DR. HOMER VENTERS: I think that one of—there’s an important voice that needs to be brought to this, which is healthcare systems, health insurance companies, because keep in mind that while most people don’t die in jail or prison, many people are coming home with physical and psychological damage from these settings. And the care they need—which they may have struggle to access, but the care they need is going to be provided by community hospitals. Just take the example of traumatic brain injury. We documented all of the hidden traumatic brain injury just in the New York City jail systems. That increases the risk of those people for dementia and CTE down the road, that is incredibly costly to them and their families.

AMY GOODMAN: How do people on the outside get access to this information on the inside, particularly families of people who are in prison?

DR. HOMER VENTERS: So, I think that it is—these systems are designed to keep the truth from—certainly from families, who are, you know, lied to all the time. And from—but I think that it’s incredibly important to have aggressive journalism. But also, I think that some of the structures that exist in New York City should be replicated elsewhere, so having a board of correction or an oversight agency that demands data. Having investigative journalists that dig into individual deaths is incredibly important.
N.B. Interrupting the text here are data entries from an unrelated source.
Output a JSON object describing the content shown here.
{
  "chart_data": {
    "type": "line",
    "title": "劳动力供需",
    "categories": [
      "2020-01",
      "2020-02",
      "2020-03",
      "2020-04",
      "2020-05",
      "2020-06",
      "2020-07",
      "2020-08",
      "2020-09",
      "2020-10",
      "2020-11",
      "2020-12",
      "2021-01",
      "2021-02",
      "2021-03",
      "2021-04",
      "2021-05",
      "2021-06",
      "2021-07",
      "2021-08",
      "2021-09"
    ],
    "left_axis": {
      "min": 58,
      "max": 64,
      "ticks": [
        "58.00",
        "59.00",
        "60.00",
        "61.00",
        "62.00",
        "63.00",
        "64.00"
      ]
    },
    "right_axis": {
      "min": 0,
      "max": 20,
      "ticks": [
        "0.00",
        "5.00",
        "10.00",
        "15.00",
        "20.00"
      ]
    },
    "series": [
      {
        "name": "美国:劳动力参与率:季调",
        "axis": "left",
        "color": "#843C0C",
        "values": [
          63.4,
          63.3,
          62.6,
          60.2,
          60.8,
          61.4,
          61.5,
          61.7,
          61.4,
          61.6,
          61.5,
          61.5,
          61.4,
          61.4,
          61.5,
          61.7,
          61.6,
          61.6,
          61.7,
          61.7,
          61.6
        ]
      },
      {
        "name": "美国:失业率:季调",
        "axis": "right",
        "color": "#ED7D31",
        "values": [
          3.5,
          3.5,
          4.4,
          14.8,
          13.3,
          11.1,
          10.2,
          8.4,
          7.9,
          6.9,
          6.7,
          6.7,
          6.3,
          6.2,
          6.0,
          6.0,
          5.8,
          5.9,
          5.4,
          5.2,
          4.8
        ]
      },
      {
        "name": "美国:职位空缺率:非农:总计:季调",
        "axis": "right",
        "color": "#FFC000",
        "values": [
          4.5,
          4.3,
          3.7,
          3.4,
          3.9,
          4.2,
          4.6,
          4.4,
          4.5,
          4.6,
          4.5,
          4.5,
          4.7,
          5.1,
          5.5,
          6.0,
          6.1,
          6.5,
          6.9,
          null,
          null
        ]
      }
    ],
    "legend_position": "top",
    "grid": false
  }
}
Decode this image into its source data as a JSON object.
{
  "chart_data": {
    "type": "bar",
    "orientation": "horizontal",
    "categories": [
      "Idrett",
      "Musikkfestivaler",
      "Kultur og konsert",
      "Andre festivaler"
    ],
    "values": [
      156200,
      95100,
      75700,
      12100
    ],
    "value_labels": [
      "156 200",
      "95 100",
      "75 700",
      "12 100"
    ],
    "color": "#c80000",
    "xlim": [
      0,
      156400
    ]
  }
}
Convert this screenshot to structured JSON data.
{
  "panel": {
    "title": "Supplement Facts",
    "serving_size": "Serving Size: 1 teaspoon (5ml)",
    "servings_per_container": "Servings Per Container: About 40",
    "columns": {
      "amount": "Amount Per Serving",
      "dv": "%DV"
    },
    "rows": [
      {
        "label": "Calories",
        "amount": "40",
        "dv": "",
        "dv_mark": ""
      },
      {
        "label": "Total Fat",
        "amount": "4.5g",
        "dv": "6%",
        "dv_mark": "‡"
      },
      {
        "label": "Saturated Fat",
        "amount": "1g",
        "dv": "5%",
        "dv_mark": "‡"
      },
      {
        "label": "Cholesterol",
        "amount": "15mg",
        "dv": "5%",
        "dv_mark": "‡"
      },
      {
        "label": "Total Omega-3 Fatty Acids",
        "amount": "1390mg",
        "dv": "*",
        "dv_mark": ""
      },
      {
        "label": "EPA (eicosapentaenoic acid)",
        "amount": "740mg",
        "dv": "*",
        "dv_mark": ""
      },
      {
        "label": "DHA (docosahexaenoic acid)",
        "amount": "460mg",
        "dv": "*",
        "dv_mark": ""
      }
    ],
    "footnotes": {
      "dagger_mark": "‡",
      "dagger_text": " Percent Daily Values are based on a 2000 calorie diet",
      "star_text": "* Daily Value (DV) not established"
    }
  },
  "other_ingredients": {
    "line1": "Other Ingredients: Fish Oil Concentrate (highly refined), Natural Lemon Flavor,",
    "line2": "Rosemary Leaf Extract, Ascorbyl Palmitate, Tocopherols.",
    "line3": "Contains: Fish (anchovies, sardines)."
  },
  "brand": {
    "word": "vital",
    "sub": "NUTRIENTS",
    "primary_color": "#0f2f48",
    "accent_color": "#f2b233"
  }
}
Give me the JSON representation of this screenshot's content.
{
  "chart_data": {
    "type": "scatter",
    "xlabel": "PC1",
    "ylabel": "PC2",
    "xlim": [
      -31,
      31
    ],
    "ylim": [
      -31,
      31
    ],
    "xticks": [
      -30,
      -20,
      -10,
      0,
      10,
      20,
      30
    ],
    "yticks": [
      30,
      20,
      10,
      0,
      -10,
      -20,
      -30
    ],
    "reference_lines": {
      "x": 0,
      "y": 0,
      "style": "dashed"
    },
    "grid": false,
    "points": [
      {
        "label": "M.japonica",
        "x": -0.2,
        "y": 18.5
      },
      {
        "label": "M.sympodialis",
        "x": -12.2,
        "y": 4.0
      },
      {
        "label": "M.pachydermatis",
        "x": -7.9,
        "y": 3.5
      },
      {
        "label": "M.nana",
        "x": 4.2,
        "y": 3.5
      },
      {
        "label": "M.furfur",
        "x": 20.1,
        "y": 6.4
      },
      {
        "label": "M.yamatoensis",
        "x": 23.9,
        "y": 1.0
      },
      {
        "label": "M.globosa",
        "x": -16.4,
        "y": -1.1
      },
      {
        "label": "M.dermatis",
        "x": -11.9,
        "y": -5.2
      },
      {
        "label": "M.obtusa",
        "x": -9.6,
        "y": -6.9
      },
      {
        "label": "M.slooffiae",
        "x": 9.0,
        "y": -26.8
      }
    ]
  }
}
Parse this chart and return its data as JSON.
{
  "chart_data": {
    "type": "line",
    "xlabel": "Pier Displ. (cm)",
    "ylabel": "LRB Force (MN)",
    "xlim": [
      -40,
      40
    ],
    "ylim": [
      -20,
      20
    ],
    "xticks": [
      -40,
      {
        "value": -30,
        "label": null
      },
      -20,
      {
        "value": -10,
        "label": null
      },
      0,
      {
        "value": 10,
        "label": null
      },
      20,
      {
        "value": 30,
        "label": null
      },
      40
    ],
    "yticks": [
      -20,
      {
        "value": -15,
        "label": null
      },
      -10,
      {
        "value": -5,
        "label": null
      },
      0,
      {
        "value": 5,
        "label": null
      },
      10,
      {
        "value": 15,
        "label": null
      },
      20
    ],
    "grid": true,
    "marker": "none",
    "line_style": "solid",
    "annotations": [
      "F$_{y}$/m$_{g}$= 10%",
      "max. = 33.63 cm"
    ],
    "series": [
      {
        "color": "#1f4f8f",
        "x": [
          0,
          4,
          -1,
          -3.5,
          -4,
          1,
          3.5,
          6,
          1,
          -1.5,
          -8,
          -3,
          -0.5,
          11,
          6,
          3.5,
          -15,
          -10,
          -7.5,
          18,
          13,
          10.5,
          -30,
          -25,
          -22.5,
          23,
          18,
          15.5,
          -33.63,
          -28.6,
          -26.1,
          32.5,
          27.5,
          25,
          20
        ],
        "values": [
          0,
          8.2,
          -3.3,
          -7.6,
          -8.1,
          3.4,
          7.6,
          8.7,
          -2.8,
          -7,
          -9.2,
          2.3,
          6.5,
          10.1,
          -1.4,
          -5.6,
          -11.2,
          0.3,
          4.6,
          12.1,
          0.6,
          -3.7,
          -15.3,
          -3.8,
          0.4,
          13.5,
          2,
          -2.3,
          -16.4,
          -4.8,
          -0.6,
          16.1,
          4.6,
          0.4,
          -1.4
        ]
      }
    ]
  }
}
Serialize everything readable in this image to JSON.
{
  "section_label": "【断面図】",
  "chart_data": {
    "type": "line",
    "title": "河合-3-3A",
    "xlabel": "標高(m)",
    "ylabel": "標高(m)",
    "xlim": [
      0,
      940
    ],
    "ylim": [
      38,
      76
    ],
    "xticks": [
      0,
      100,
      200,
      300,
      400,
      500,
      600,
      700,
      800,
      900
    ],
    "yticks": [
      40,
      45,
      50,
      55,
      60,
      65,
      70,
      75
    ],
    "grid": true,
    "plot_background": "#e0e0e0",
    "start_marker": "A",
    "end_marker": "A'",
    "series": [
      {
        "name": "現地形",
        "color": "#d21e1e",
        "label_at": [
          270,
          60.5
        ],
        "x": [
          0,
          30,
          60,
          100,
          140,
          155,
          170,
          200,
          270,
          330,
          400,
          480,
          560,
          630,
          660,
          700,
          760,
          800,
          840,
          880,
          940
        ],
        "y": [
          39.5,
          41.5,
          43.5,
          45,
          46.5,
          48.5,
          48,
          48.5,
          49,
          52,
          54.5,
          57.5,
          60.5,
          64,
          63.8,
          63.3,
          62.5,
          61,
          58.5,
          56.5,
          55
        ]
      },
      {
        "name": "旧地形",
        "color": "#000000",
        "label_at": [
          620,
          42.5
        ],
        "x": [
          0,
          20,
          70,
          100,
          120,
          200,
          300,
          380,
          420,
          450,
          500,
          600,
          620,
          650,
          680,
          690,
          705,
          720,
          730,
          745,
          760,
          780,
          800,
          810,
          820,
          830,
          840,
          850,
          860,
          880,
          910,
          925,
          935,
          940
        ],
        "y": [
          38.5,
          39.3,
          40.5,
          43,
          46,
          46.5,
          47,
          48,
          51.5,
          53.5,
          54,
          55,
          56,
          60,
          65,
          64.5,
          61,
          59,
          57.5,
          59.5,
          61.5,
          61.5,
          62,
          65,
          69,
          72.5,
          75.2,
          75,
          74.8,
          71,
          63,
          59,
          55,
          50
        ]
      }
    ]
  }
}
AMY GOODMAN: Steve Coll just wrote a new piece in The New Yorker, “The Jail Health-Care Crisis,” talking about the opioid epidemic, among other things.

DR. HOMER VENTERS: Yeah, I think that that’s a—that is also a very good example, that most jails and prisons, people don’t have access to evidence-based addiction care. So, many people end up incarcerated because of an addiction problem. Then, because they’re denied access to buprenorphine and methadone, they leave, and, we know—we have documented, here in New York City—their risk of death when they leave is much higher. Now, in New York City, we have a methadone program and a buprenorphine program for people who are incarcerated, but very few jails around the country have that.

AMY GOODMAN: And, Jennifer Gonnerman, what gives you the most hope as you continue to cover the prison-industrial complex?

JENNIFER GONNERMAN: Well, you know, as you were mentioning, there’s a lot of activists that have taken up this cause, which is fantastic, because, you know, back in the '90s, the 2000s, you just didn't see that level of interest or enthusiasm in activism for taking on these really challenging topics. That gives me hope. And also folks like Dr. Venters, people who have been on the inside, who have witnessed horrific things, and then have the wherewithal and the courage and take the time to really record them, so the rest of us can really, truly get a much better understanding of what’s going on behind bars.

AMY GOODMAN: And the access to information you, as a journalist, have, getting—for example, you leaked these videos of what was taking place with Kalief being beaten, the videos that are taken, the surveillance system within prison?

JENNIFER GONNERMAN: Right. You know, that was very unusual. You know, there is very little video footage that has come out of—from prisons around the country, despite there being a number of surveillance cameras. You know, like Dr. Venters said, the truth is hidden. It’s intentionally hidden. It’s very difficult—you know, reporting on what’s going on inside of jails and prisons is very difficult. But, obviously, the more journalists who are taking on the challenge, the more we’re going to get to the heart of what the truth is.

AMY GOODMAN: I want to thank you both for being with us. Dr. Homer Venters, former chief medical officer for New York City’s Correctional Health Services. His new book, Life and Death in Rikers Island. And Jennifer Gonnerman, staff writer for The New Yorker magazine. We’ll link to her piece, “Do Jails Kill People?”